Features

Berkeley Sewing Class Combines Old and New

By ZELDA BRONSTEIN Special to the Planet
Tuesday March 23, 2004

Is sewing the next big thing?  

That thought was prompted last week by the sight of 11 teenagers who’d chosen to spend their spring break learning to sew at Berkeley’s Stonemountain & Daughter Fabric Store.  

They’d come from Drew School, a 95-year-old, 250 student private college preparatory school in San Francisco. Each year at this time, all regular classes at Drew stop for a week, and everyone participates in DEALL: Drew Education for Active and Lifelong Learning. Students choose from one-week classes posted by teachers in an online catalog. This year the subjects ranged from horseback riding to cartooning, and the venues from close to home to as far away as Japan.  

The sewing class was the idea of Drew teacher and Berkeley resident Shane Carter. Carter, 31, teaches history at Drew and, on Fridays, an elective cooking class. “I think anything that has to do with self-sufficiency is important,” she says. Knowing how to cook and sew help “make you a confident adult.” She added, “I don’t see a line between teaching them how to sew and teaching them how to do algebra.” Indeed, to sew well, she observed, you have to “understand spatial relationships.” Laying out a pattern involves parallel lines and other geometric concepts.  

Carter feels comfortable teaching cooking, but because she taught herself how to sew, she “never learned how to do it methodically” and needed to find somebody else to each the class.  

Last fall she asked Stonemountain owner Suzanne Steinberg to set up the course. Steinberg recruited teachers from Stonemountain’s sewing school and reserved the store’s airy upstairs classroom and its sewing machines for the week of Drew’s Spring Break. The cost was $10 an hour, which worked out to about $250 per student. Financial aid, says Carter, was factored into the price. Students provided their own fabric and notions. The class size was limited to 12.  

To Carter’s delight it filled up, and a handful of would-be students, including a few boys, even had to be turned away. The class met Monday through Friday from 10 to 4, with a lunch break. Seated at her or his—one guy’s—own machine, the students followed lead teachers Alice Elliot and Rosa Fajimi through the basics: choosing and preparing a pattern, following the directions, laying out the pattern pieces, cutting and marking the fabric, how to use a sewing machine, assembling the garment, fitting and finishing (seams, buttonholes, closures, hems).  

By the end of the week, everyone had made a drawstring skirt or pair of pants. Some students had embarked on a second project of their own choosing—pillows, a beach bag, a hoody, a dress. A few want to become fashion designers; others want to make their own clothes or fix things that they’ve bought. All were enthusiastic about the class.  

“The best thing about sewing,” said Sophia, 18, “is instant gratification. It takes awhile, but at the end, you can say: Wow! I have this piece of clothing; I can put it on and wear it. I finished my skirt yesterday, and I wore it last night out to dinner.”  

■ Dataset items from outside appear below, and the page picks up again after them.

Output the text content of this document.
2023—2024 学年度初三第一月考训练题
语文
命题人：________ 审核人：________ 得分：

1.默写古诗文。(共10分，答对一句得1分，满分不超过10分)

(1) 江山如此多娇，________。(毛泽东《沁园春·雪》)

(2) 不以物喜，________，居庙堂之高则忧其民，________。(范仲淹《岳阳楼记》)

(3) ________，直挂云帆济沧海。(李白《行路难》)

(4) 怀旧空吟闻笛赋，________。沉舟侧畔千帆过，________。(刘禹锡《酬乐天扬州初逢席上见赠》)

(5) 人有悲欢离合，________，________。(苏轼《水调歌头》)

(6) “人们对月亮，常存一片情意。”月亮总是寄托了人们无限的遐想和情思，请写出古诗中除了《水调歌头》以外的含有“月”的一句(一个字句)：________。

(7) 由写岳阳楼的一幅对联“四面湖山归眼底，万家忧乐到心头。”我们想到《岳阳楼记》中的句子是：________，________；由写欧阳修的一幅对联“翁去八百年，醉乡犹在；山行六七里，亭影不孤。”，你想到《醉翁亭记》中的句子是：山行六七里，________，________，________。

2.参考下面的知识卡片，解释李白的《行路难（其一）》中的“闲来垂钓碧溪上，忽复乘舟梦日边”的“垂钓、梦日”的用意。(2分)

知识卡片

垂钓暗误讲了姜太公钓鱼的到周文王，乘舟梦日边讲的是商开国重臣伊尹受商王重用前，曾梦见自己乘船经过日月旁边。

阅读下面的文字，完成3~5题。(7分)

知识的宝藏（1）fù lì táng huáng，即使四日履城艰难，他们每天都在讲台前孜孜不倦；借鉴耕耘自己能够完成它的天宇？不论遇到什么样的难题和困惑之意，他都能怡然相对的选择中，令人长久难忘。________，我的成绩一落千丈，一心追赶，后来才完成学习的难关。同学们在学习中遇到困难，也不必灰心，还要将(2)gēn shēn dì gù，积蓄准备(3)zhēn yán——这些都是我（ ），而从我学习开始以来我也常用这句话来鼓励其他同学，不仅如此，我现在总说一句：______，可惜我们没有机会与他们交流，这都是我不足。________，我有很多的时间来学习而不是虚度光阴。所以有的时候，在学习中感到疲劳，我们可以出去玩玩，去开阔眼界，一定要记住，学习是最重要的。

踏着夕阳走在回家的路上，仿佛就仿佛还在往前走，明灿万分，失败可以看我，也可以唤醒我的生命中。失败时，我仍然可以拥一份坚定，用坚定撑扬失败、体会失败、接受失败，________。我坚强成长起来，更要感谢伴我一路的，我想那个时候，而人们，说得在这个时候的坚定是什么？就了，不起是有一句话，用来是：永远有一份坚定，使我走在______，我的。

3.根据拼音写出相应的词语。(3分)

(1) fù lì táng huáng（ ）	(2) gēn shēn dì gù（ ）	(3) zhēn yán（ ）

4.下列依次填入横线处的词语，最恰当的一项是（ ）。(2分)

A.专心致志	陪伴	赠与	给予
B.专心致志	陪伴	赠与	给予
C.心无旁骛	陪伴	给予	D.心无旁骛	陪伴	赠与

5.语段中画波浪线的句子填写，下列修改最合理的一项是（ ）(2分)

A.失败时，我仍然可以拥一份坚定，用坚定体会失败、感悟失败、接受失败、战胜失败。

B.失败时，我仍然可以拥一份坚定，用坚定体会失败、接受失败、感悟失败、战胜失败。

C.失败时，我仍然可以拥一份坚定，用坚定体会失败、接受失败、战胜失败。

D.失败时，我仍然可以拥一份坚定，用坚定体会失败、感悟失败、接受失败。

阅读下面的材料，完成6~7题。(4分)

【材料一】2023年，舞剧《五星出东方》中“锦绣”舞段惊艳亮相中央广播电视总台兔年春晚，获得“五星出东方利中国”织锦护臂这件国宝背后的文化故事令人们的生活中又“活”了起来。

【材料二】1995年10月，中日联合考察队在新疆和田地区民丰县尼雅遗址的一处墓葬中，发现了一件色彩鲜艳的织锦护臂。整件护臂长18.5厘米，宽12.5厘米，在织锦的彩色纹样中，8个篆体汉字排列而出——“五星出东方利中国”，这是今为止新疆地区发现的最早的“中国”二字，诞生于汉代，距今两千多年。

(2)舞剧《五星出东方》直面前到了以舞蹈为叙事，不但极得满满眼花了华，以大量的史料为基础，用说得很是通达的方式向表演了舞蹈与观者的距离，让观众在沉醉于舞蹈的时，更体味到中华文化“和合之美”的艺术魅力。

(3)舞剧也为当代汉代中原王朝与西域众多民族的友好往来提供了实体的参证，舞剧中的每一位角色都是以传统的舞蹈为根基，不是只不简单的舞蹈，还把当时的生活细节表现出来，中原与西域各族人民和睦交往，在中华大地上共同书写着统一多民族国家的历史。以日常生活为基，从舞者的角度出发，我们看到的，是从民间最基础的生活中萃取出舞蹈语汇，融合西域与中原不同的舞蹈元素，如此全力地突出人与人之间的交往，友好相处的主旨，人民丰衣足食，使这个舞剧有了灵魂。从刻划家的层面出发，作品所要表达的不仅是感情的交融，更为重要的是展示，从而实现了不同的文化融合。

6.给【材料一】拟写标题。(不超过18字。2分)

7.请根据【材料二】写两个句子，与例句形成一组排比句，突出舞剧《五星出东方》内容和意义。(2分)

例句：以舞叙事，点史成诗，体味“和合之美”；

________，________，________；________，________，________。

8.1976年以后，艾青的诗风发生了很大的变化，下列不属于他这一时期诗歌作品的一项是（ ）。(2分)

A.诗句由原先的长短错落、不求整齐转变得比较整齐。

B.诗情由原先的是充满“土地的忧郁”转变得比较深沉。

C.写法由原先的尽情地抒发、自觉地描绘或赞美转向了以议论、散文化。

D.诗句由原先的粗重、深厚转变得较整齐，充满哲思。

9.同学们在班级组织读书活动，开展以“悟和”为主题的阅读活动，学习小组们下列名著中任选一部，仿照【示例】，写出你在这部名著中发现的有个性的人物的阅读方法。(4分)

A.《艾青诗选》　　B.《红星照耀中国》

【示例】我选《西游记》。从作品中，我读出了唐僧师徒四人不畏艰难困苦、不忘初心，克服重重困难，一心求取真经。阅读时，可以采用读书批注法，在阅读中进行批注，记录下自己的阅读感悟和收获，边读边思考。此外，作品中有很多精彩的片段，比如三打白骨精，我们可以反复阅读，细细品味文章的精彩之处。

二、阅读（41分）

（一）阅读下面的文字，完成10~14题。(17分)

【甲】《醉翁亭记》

Many of the Drew students had altered garments or made bags, pillows and other small things. Few had used a machine or a pattern or had the benefit of expert instruction.  

“I’ve sewn before, but I’ve never done clothes,” said Sylvia, 15, as she worked on a dress with spaghetti straps. “It’s really cool. I’ve made quilts and bags, but I can’t really use them for anything except decoration.”  

Teacher Alice Elliot praised the Drew students. “This group is particularly great—really motivated, friendly, respectful—and excited to sew.”  

That doesn’t surprise Stone-mountain & Daughter owner Suzanne Steinberg. “We’ve seen this trend happening for the past few years. This is an incredibly technical and creative generation. They love making things, and focusing on fashion and on clothing. It skipped a generation or two. They’re combining the new technology”—recent innovations in sewing machines and tools that have make it easier to make clothes that look professional—“and the old ways of sewing.”  

For Steinberg, teaching teenagers how to sew is an investment in her business’s future. “Our industry was strong when home economics was taught in the schools. Now home economics is out of schools, but girls still want to learn how to sew.” Two weeks after Drew School called, she was contacted by another high school that wanted to do a sewing class in the same week. She dreams of creating an after-school program for students from Berkeley High which, she notes, is just three blocks away. “This is a really good example of how business and community can work together with the schools and fill a vacuum.” In any case, teenagers are welcome to take Stonemountain’s regular sewing classes.  

Asked why he chose to take the sewing class, Drew student Devon Hayden, 17, said, “I thought it would be cool to make your own clothing.” Did it turn out that way? “Yeah, it’s radical.”